The Tabata protocol consists of 20 seconds of all-out, maximum effort work, alternating with 10 seconds of rest. Typically, one does eight rounds. For the workout today, this meant doing 20 seconds of max rep kettlebell swings, followed by 10 seconds of rest, and then 20 seconds of max rep sit-ups, and another 10 seconds of rest. And immediately doing the sequence again, eight times in total. Once this is done and you're gasping for air, you try to crank out as many double-unders as possible in two minutes. Total workout time: Just 10 minutes.

Believe it or not, this was incredibly fun.

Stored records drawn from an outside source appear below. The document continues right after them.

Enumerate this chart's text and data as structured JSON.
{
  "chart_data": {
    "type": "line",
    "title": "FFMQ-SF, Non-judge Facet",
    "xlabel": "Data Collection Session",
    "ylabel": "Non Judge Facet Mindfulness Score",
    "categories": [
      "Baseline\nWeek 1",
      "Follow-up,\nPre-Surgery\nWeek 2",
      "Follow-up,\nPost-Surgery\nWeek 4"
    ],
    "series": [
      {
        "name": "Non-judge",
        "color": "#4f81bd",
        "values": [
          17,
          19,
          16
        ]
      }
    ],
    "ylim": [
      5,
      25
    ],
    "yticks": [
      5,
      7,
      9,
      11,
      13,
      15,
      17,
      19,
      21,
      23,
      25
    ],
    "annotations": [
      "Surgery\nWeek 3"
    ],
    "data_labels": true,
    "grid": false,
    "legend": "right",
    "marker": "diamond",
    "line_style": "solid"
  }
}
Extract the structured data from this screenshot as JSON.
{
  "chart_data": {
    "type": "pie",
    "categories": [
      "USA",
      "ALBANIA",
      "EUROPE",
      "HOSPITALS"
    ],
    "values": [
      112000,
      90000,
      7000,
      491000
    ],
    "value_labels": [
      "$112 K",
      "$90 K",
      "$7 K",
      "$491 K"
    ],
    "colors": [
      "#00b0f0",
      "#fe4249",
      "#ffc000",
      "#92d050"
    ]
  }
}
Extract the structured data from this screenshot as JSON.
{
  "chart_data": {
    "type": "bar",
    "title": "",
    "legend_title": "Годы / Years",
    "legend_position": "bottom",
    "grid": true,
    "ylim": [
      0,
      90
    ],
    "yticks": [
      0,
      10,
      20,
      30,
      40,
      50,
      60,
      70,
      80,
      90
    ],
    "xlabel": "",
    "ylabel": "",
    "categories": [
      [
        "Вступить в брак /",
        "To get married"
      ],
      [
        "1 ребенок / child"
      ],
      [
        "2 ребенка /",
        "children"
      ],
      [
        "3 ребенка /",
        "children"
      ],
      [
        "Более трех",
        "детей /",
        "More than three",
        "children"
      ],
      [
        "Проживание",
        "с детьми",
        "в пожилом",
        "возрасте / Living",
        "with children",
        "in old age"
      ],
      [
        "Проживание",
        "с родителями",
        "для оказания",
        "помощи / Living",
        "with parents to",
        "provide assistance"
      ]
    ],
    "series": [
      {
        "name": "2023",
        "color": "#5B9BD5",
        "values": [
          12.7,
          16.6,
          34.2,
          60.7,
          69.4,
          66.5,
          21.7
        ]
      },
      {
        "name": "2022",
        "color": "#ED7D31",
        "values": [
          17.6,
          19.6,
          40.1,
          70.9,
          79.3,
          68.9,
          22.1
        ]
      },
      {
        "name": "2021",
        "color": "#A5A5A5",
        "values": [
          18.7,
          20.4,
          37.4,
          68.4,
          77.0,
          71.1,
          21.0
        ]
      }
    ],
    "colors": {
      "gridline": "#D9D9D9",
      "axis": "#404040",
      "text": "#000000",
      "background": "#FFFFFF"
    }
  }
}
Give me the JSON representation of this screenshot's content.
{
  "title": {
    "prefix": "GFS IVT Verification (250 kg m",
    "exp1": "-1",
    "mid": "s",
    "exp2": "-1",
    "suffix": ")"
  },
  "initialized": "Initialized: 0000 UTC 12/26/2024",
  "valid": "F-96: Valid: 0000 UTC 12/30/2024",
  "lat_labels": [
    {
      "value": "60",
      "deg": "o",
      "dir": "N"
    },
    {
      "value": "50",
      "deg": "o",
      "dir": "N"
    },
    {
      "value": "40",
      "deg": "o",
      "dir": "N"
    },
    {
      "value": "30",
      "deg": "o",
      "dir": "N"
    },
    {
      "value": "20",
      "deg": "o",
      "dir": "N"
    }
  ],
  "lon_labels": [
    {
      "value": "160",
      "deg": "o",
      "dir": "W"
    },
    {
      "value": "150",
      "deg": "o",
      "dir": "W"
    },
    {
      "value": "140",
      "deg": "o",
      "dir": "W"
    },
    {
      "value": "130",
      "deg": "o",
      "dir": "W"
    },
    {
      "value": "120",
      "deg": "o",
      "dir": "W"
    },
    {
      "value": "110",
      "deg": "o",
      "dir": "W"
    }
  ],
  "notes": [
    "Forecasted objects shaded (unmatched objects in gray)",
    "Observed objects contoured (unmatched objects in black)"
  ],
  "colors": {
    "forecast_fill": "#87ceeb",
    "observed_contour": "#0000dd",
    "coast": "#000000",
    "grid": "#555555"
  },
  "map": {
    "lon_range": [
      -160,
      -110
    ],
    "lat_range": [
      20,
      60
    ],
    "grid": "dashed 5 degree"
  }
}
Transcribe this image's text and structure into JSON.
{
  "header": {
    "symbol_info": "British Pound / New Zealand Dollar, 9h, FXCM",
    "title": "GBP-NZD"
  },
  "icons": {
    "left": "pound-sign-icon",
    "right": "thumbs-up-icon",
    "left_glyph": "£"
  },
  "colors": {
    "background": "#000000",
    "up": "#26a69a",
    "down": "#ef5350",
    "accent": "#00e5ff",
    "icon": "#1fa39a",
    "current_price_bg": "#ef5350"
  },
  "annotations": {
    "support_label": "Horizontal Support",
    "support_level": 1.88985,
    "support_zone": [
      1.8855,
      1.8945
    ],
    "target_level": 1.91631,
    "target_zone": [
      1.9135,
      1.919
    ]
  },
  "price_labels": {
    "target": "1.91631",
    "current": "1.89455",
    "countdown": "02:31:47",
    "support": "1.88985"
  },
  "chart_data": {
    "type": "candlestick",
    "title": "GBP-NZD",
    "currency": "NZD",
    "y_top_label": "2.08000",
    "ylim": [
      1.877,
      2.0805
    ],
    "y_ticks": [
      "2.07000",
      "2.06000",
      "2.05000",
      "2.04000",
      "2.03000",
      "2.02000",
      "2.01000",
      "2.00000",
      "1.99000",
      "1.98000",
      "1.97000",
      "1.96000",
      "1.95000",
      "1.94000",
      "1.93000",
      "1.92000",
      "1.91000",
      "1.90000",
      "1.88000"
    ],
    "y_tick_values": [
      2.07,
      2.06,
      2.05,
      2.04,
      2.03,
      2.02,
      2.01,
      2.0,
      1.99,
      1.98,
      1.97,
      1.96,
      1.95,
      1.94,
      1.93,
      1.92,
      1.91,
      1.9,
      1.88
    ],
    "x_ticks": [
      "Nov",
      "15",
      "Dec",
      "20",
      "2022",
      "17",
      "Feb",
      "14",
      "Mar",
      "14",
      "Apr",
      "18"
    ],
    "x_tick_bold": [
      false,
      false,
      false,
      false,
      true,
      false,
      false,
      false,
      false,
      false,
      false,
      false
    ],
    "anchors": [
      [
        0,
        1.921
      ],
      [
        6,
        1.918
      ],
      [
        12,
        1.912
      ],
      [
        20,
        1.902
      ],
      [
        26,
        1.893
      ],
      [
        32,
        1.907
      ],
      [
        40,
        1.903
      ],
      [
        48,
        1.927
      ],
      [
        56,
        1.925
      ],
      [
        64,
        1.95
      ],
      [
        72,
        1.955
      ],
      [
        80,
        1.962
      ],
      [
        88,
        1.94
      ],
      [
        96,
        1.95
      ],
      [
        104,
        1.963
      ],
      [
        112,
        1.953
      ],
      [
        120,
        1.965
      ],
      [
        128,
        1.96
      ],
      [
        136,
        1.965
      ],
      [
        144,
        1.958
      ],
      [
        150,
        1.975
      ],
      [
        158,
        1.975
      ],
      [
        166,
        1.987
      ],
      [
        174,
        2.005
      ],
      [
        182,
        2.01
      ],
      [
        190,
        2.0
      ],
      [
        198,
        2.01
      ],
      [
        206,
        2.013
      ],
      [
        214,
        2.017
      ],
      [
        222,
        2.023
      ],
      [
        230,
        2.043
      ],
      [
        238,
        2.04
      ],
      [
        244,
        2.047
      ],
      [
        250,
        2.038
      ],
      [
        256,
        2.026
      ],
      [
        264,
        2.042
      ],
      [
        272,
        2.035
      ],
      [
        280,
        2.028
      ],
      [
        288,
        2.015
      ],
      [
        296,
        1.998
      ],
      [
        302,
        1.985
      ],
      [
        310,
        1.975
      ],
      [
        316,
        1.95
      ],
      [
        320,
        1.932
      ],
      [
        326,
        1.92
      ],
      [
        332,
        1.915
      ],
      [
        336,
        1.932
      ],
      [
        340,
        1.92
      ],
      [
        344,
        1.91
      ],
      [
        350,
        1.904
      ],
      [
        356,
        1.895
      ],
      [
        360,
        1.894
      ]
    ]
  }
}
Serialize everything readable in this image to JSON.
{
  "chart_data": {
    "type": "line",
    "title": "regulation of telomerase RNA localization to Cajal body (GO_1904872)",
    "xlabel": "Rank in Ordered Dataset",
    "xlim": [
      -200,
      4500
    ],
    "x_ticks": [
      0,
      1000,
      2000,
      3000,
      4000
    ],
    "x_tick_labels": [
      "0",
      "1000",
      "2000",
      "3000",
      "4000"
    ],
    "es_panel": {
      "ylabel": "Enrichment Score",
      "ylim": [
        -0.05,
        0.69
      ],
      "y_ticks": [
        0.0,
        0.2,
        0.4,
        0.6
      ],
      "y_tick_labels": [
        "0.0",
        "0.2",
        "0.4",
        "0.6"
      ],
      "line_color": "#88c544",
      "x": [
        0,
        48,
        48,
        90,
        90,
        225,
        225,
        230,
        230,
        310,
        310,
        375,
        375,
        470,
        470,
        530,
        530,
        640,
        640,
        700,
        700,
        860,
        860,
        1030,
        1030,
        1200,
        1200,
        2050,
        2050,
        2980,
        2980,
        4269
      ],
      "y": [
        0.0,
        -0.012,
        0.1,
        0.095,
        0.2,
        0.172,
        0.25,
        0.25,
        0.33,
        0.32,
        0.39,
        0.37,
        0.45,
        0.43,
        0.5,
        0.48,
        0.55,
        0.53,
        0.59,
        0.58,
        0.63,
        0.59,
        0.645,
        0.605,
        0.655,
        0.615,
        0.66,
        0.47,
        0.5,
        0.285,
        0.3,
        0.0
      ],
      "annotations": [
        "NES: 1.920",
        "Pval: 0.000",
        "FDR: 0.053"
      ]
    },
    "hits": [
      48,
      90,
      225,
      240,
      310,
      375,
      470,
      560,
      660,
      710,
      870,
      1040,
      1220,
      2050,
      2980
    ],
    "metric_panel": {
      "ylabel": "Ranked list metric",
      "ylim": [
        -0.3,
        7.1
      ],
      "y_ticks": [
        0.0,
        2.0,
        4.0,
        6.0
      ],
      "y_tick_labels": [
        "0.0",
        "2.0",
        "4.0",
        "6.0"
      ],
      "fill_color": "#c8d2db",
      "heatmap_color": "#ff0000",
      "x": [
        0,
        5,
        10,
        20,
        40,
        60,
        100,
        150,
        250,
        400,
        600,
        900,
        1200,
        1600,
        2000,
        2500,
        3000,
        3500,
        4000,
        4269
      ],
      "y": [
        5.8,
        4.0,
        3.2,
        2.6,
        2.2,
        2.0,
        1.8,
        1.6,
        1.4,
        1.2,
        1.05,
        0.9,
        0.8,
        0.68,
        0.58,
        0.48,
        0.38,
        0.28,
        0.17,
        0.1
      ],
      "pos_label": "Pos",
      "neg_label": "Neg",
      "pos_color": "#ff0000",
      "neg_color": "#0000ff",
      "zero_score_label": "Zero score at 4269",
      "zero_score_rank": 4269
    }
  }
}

I love Tabata intervals. They're efficient, intense, and flexible enough to accommodate just about any kind of exercise -- from sprinting and jumping to squatting and pressing. The Tabata protocol's been shown to be super-effective at increasing anaerobic capacity and VO2 max, assuming you're pushing yourself as hard as you can during those 20 second bursts of energy. Plus, it's more effective for fat loss than long but low-intensity training.

Sunday, September 19, 2010

Sunday's Workout

  • Row 500 meters
  • 70 one-handed kettlebell swings
  • Row 500 meters
  • 70 one-handed kettlebell swings
I rested briefly in between, but my actual time spent exercising totaled less than 7 minutes. Who needs an hour of cardio when you can get all the benefits from a short, intense set of intervals?